I may not appear it, but I am.
The kingdom of the giants always felt like home, even in the suburbs where their cousins lived. I think most of the average peons call this the, ‘Forest’. What a ridiculous name. The smell of pine and cedar brings back memories that I’ve tried to forget a long time ago - when I was young and impressionable and a wee little Jacquelina - out of fear and necessity. Out of fear for what fear might do to me. The smell reminds me of them and the sound of the wind gusting past the branches reminds me of the lullaby they used to sing. It was the same song they’d sing before the fangs grew and a flame blew out. Even if I didn’t like it then, it still feels like home now.
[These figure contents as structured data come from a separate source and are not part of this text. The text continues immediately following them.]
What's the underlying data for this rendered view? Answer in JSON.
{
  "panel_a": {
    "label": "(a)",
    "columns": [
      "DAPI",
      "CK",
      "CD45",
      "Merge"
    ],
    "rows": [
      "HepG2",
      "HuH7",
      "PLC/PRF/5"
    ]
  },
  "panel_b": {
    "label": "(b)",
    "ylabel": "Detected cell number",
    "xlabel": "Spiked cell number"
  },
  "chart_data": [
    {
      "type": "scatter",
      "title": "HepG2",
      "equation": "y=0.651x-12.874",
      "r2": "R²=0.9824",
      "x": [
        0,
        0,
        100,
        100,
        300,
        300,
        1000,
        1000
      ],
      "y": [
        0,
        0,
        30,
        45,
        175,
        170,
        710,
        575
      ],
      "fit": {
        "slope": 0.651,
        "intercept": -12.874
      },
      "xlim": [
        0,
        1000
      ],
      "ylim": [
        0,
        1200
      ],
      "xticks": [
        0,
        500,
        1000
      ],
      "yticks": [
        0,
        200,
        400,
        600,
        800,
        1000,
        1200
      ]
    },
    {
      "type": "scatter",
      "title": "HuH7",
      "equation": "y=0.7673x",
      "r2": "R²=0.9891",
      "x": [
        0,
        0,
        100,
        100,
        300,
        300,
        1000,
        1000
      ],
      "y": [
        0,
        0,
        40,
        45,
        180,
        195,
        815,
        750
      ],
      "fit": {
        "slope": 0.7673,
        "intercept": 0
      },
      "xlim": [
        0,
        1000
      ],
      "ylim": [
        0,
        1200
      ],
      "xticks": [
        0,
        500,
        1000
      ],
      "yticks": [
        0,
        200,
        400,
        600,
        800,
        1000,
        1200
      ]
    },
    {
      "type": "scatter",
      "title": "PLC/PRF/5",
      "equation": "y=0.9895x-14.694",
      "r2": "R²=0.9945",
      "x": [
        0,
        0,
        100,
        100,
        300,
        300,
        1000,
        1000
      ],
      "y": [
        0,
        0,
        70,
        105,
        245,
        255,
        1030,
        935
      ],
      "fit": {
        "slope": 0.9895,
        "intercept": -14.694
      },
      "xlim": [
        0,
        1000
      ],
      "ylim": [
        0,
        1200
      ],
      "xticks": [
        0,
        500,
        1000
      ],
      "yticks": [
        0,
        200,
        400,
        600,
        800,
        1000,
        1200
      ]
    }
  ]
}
Now did I win? Or did I lose the battle of self-preservation? That sounds like the grounds for a good debate.
Mmm, speaking of young.
I’m nearly certain I had some at some point. But when you’ve lived for as long as I have, what’re a few bumps in the road? I’ve come out the survivor. And there may have been a wraith at some point, scrawny and twiggy and quiet. I can’t remember where I put him. I wonder, is there a place in Beqannanana to look for lost items? Is that what the playground is for? The other ones must’ve had a little more moxie in them, because I don’t remember them sticking around long. Or did I not remember to feed them?
I wonder if I ever sang them my childhood lullaby.